Olmert is interested in the establishment of an international supervision and enforcement mechanism for any cease-fire between Israel and Hamas. Olmert has made that a precondition of any deal and emphasized it in talks with U.S. Secretary of State Condoleezza Rice and other world leades.

"Israel cannot agree that the only party responsible for implementing and regulating the cease-fire be Hamas," a senior Israeli diplomatic source said on Wednesday.

According to the source, lack of an external supervisory body was the central reason for the collapse of the calm earlier this month.

"The situation in which Hamas didn't have to account for implementing the cease-fire did not prove viable," the source said.

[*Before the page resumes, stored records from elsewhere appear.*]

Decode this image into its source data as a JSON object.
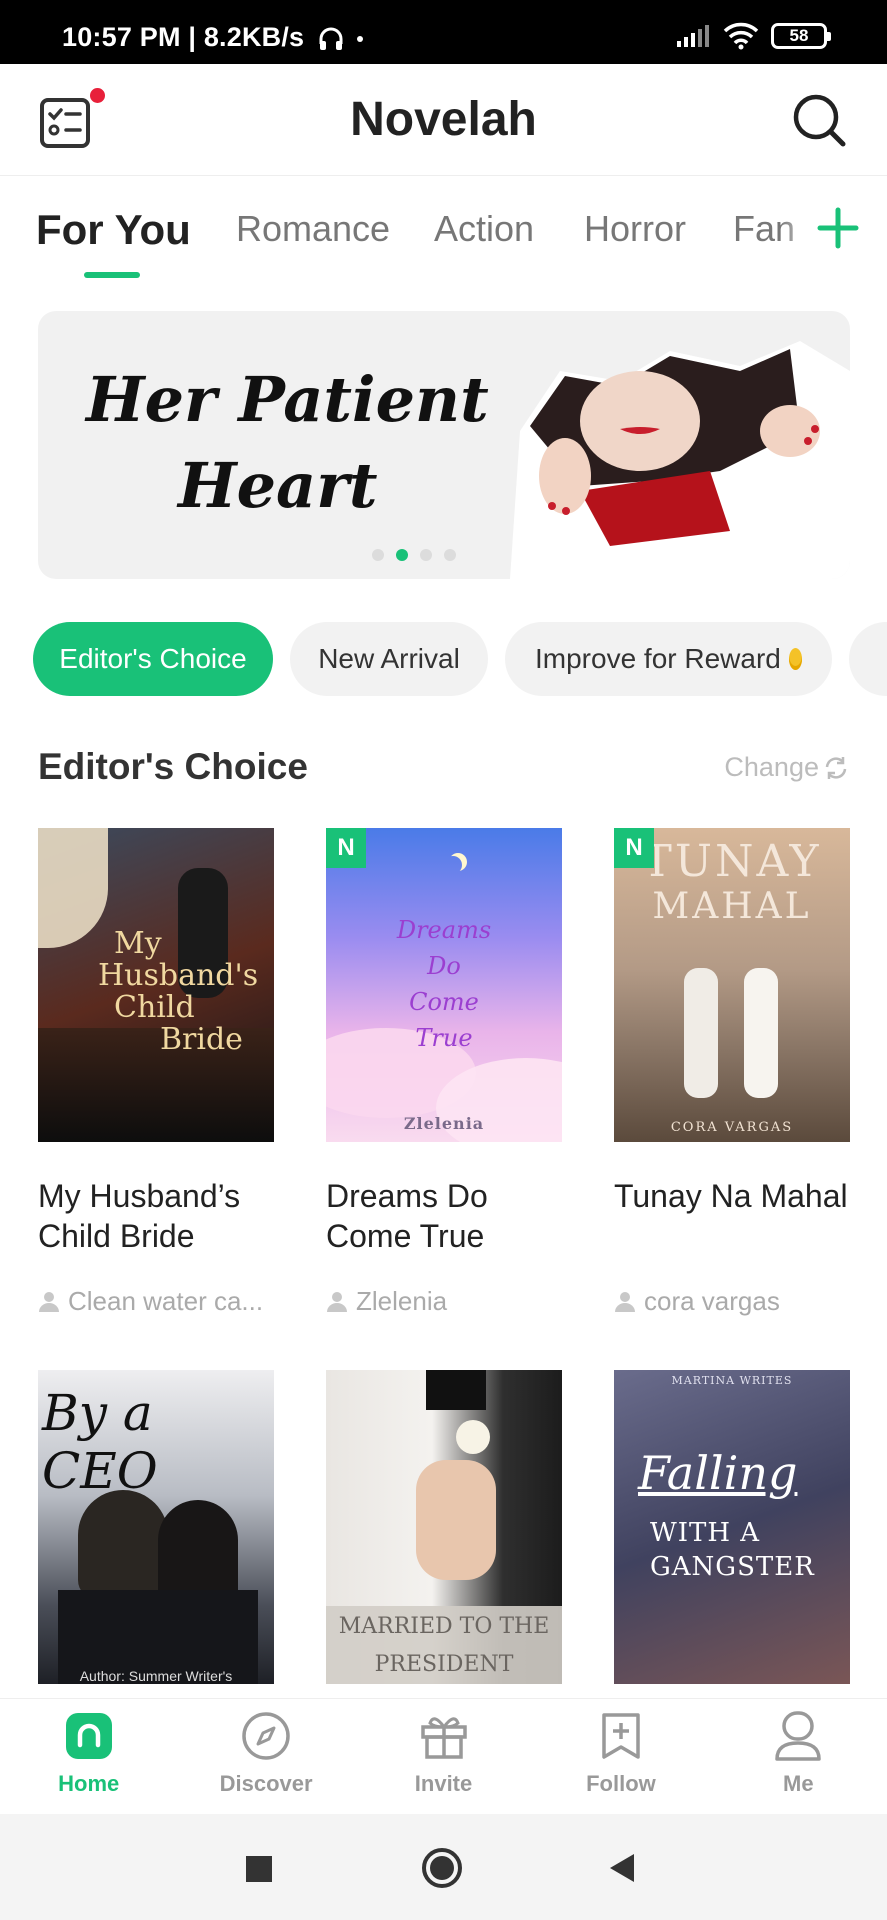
{
  "status_bar": {
    "time": "10:57 PM | 8.2KB/s",
    "battery": "58"
  },
  "header": {
    "title": "Novelah"
  },
  "tabs": [
    {
      "label": "For You",
      "active": true
    },
    {
      "label": "Romance"
    },
    {
      "label": "Action"
    },
    {
      "label": "Horror"
    },
    {
      "label": "Fan"
    }
  ],
  "banner": {
    "line1": "Her Patient",
    "line2": "Heart",
    "active_slide": 2,
    "slide_count": 4
  },
  "chips": [
    {
      "label": "Editor's Choice",
      "active": true
    },
    {
      "label": "New Arrival"
    },
    {
      "label": "Improve for Reward"
    }
  ],
  "section": {
    "title": "Editor's Choice",
    "change_label": "Change"
  },
  "books": [
    {
      "title": "My Husband’s Child Bride",
      "author": "Clean water ca...",
      "cover_text": [
        "My",
        "Husband's",
        "Child",
        "Bride"
      ],
      "badge": "",
      "cover_colors": [
        "#2b3440",
        "#5a2a1e",
        "#101418"
      ]
    },
    {
      "title": "Dreams Do Come True",
      "author": "Zlelenia",
      "cover_text": [
        "Dreams",
        "Do",
        "Come",
        "True",
        "Zlelenia"
      ],
      "badge": "N",
      "cover_colors": [
        "#4a7be8",
        "#c9a6f0",
        "#f6c6e6"
      ]
    },
    {
      "title": "Tunay Na Mahal",
      "author": "cora vargas",
      "cover_text": [
        "TUNAY",
        "MAHAL",
        "CORA VARGAS"
      ],
      "badge": "N",
      "cover_colors": [
        "#c9a688",
        "#8c7868",
        "#5b4a3c"
      ]
    },
    {
      "title": "",
      "author": "",
      "cover_text": [
        "By a CEO",
        "Author: Summer Writer's"
      ],
      "badge": "",
      "cover_colors": [
        "#e6e6ea",
        "#8e939e",
        "#2a2c33"
      ]
    },
    {
      "title": "",
      "author": "",
      "cover_text": [
        "MARRIED TO THE",
        "PRESIDENT"
      ],
      "badge": "",
      "cover_colors": [
        "#3a3a3a",
        "#e8e4df",
        "#cfc9c2"
      ]
    },
    {
      "title": "",
      "author": "",
      "cover_text": [
        "MARTINA WRITES",
        "Falling",
        "WITH A",
        "GANGSTER"
      ],
      "badge": "",
      "cover_colors": [
        "#5a5c7a",
        "#3b3d5c",
        "#7a5a5a"
      ]
    }
  ],
  "bottom_nav": [
    {
      "label": "Home",
      "icon": "home-icon",
      "active": true
    },
    {
      "label": "Discover",
      "icon": "compass-icon"
    },
    {
      "label": "Invite",
      "icon": "gift-icon"
    },
    {
      "label": "Follow",
      "icon": "bookmark-plus-icon"
    },
    {
      "label": "Me",
      "icon": "person-icon"
    }
  ],
  "colors": {
    "accent": "#19c178",
    "notification_dot": "#e8203a"
  }
}
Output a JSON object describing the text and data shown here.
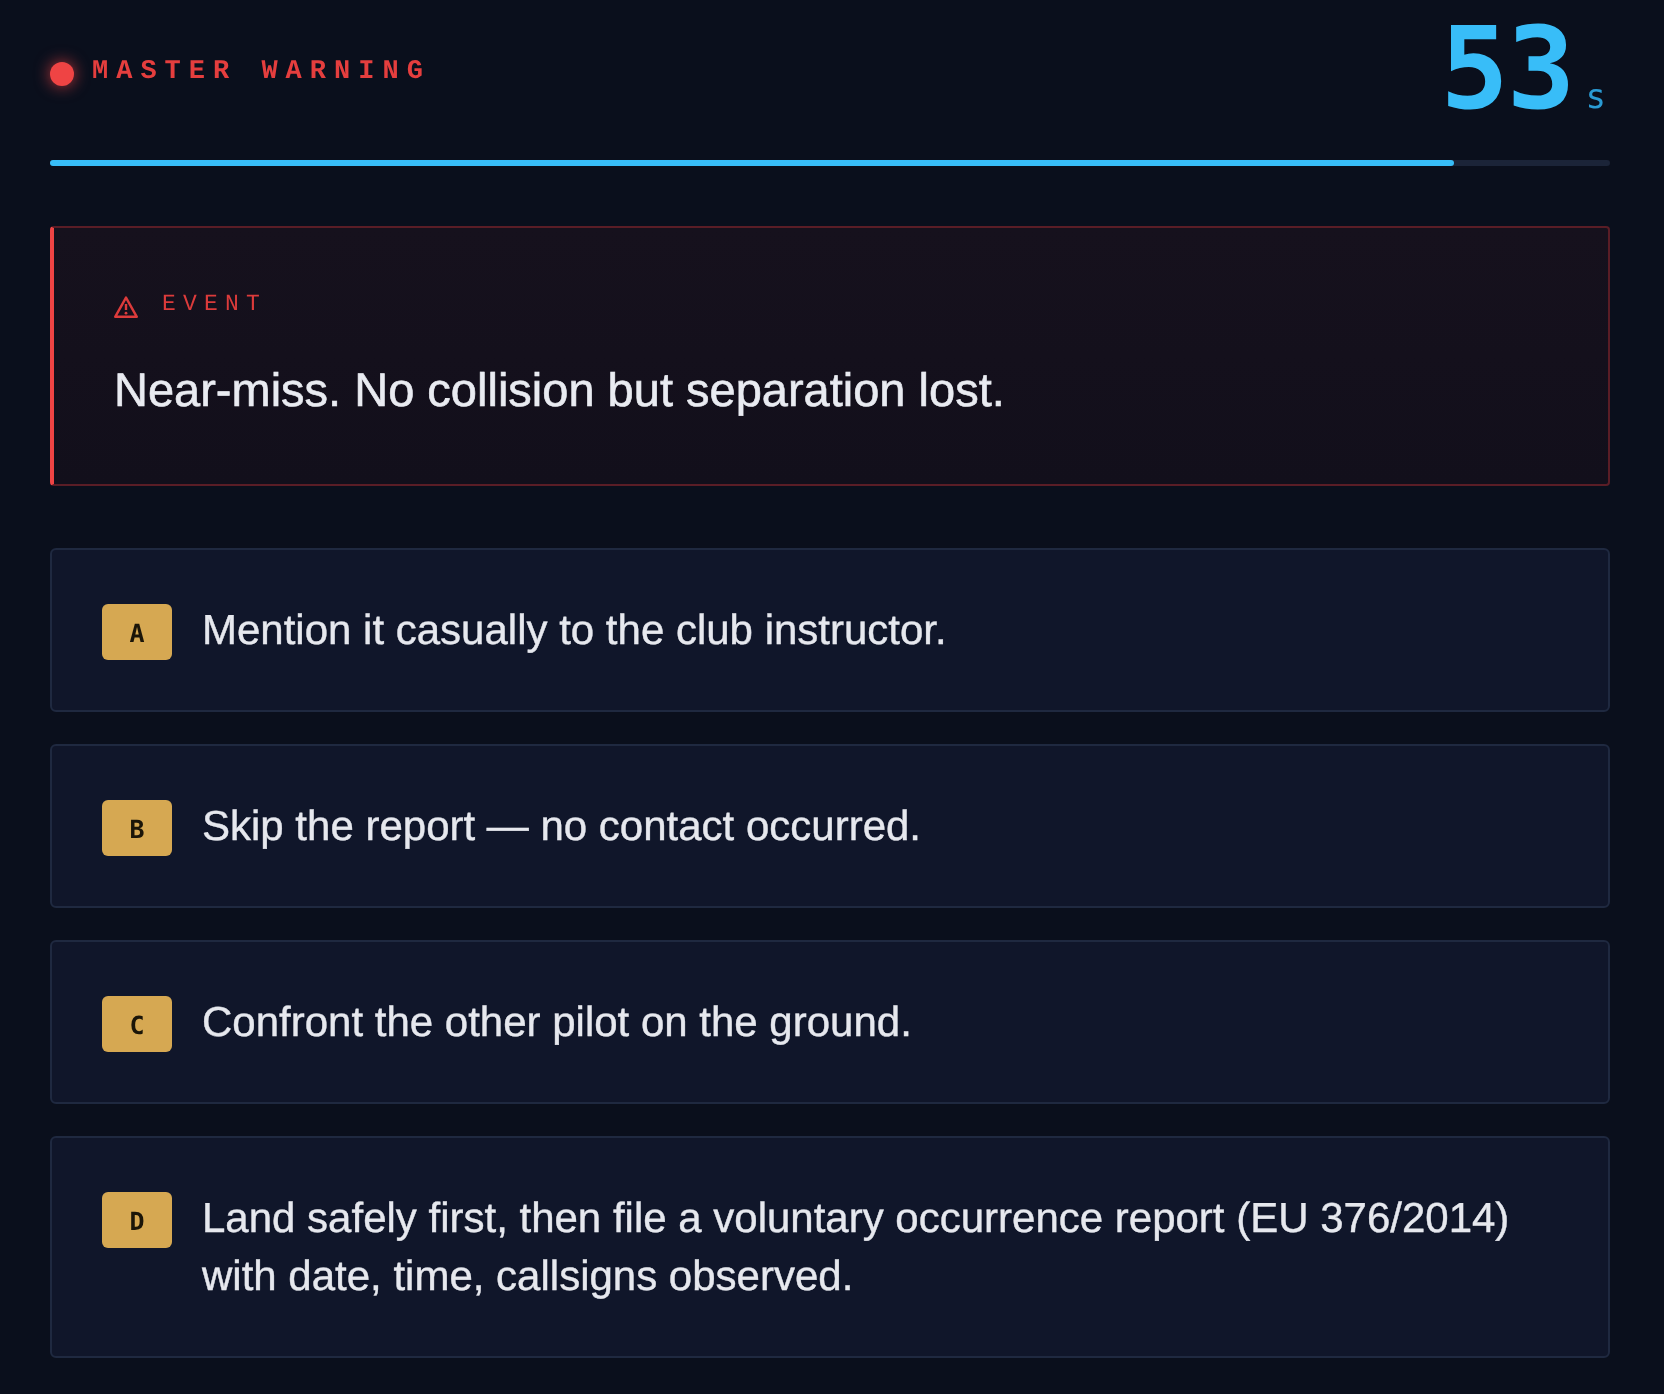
{
  "header": {
    "alert": {
      "label": "MASTER WARNING"
    },
    "timer": {
      "value": "53",
      "unit": "s",
      "level": 0.9
    }
  },
  "event": {
    "label": "EVENT",
    "text": "Near-miss. No collision but separation lost."
  },
  "options": [
    {
      "key": "A",
      "text": "Mention it casually to the club instructor.",
      "selected": false
    },
    {
      "key": "B",
      "text": "Skip the report — no contact occurred.",
      "selected": false
    },
    {
      "key": "C",
      "text": "Confront the other pilot on the ground.",
      "selected": false
    },
    {
      "key": "D",
      "text": "Land safely first, then file a voluntary occurrence report (EU 376/2014) with date, time, callsigns observed.",
      "selected": false
    }
  ]
}
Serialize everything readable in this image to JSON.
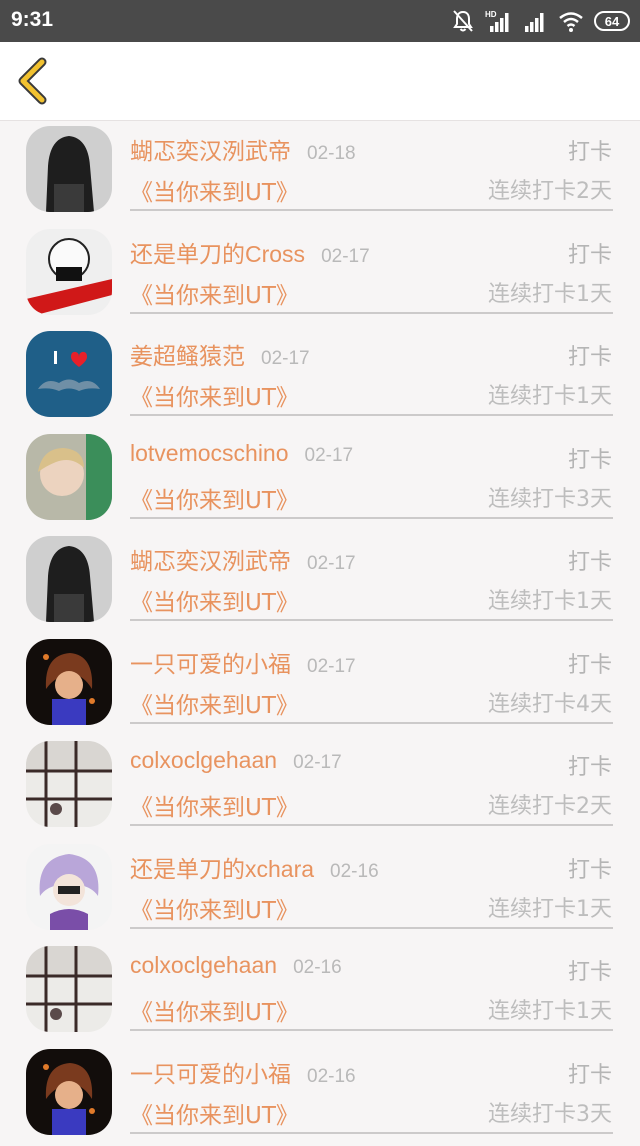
{
  "status_bar": {
    "time": "9:31",
    "battery": "64",
    "network_label": "HD"
  },
  "header": {
    "back_icon": "chevron-left-icon",
    "accent_color": "#f2c230"
  },
  "checkins": [
    {
      "name": "蝴忑奕汉洌武帝",
      "date": "02-18",
      "action": "打卡",
      "book": "《当你来到UT》",
      "streak": "连续打卡2天",
      "avatar": "dark-hair-girl"
    },
    {
      "name": "还是单刀的Cross",
      "date": "02-17",
      "action": "打卡",
      "book": "《当你来到UT》",
      "streak": "连续打卡1天",
      "avatar": "skeleton-character"
    },
    {
      "name": "姜超鳋猿范",
      "date": "02-17",
      "action": "打卡",
      "book": "《当你来到UT》",
      "streak": "连续打卡1天",
      "avatar": "i-love-mustache"
    },
    {
      "name": "lotvemocschino",
      "date": "02-17",
      "action": "打卡",
      "book": "《当你来到UT》",
      "streak": "连续打卡3天",
      "avatar": "blonde-child"
    },
    {
      "name": "蝴忑奕汉洌武帝",
      "date": "02-17",
      "action": "打卡",
      "book": "《当你来到UT》",
      "streak": "连续打卡1天",
      "avatar": "dark-hair-girl"
    },
    {
      "name": "一只可爱的小福",
      "date": "02-17",
      "action": "打卡",
      "book": "《当你来到UT》",
      "streak": "连续打卡4天",
      "avatar": "anime-character-dark"
    },
    {
      "name": "colxoclgehaan",
      "date": "02-17",
      "action": "打卡",
      "book": "《当你来到UT》",
      "streak": "连续打卡2天",
      "avatar": "window-lattice"
    },
    {
      "name": "还是单刀的xchara",
      "date": "02-16",
      "action": "打卡",
      "book": "《当你来到UT》",
      "streak": "连续打卡1天",
      "avatar": "purple-hair-character"
    },
    {
      "name": "colxoclgehaan",
      "date": "02-16",
      "action": "打卡",
      "book": "《当你来到UT》",
      "streak": "连续打卡1天",
      "avatar": "window-lattice"
    },
    {
      "name": "一只可爱的小福",
      "date": "02-16",
      "action": "打卡",
      "book": "《当你来到UT》",
      "streak": "连续打卡3天",
      "avatar": "anime-character-dark"
    }
  ]
}
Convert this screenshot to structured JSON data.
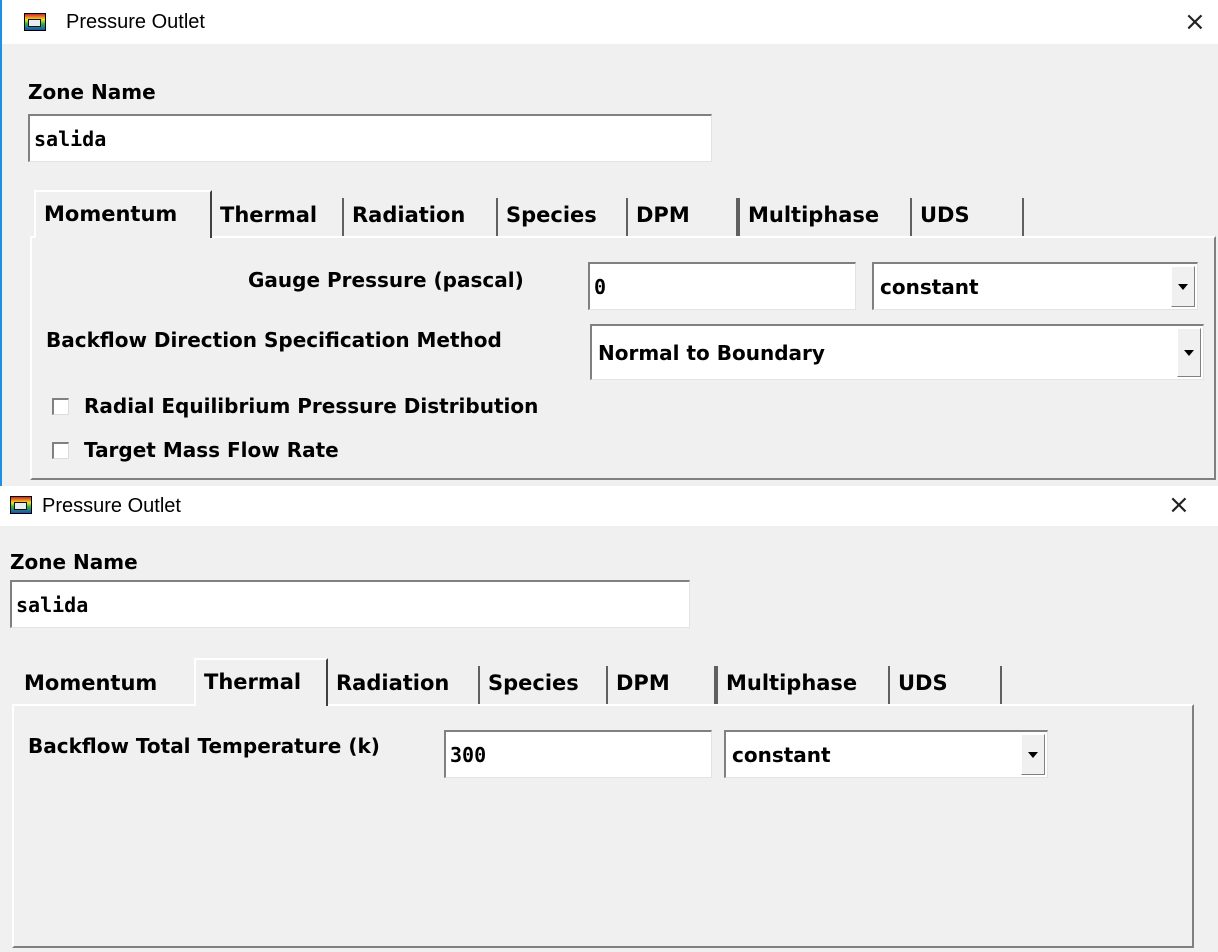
{
  "window1": {
    "title": "Pressure Outlet",
    "close_glyph": "×",
    "zone_name_label": "Zone Name",
    "zone_name_value": "salida",
    "tabs": [
      "Momentum",
      "Thermal",
      "Radiation",
      "Species",
      "DPM",
      "Multiphase",
      "UDS"
    ],
    "active_tab": "Momentum",
    "gauge_pressure_label": "Gauge Pressure (pascal)",
    "gauge_pressure_value": "0",
    "gauge_pressure_method": "constant",
    "backflow_label": "Backflow Direction Specification Method",
    "backflow_value": "Normal to Boundary",
    "radial_eq_label": "Radial Equilibrium Pressure Distribution",
    "radial_eq_checked": false,
    "target_mass_label": "Target Mass Flow Rate",
    "target_mass_checked": false
  },
  "window2": {
    "title": "Pressure Outlet",
    "close_glyph": "×",
    "zone_name_label": "Zone Name",
    "zone_name_value": "salida",
    "tabs": [
      "Momentum",
      "Thermal",
      "Radiation",
      "Species",
      "DPM",
      "Multiphase",
      "UDS"
    ],
    "active_tab": "Thermal",
    "backflow_temp_label": "Backflow Total Temperature (k)",
    "backflow_temp_value": "300",
    "backflow_temp_method": "constant"
  }
}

Olmert clarified in Wednesday's cabinet meeting that Israel will not end the Gaza operation until it achieves its goals. The cabinet did not debate any cease-fire proposals and resolved to continue the operation already approved.

"We did not go into the Gaza operation only to end it while rocket fire continues," Olmert said.

According to Olmert, a decision now to opt for a cease-fire would carry a heavy price.

"Let's say we unilaterally stopped and a few days from now a barrage fell on Ashkelon," he said. "Do you understand the consequences in Israel and the region? For Israeli deterrence, for Israeli measures."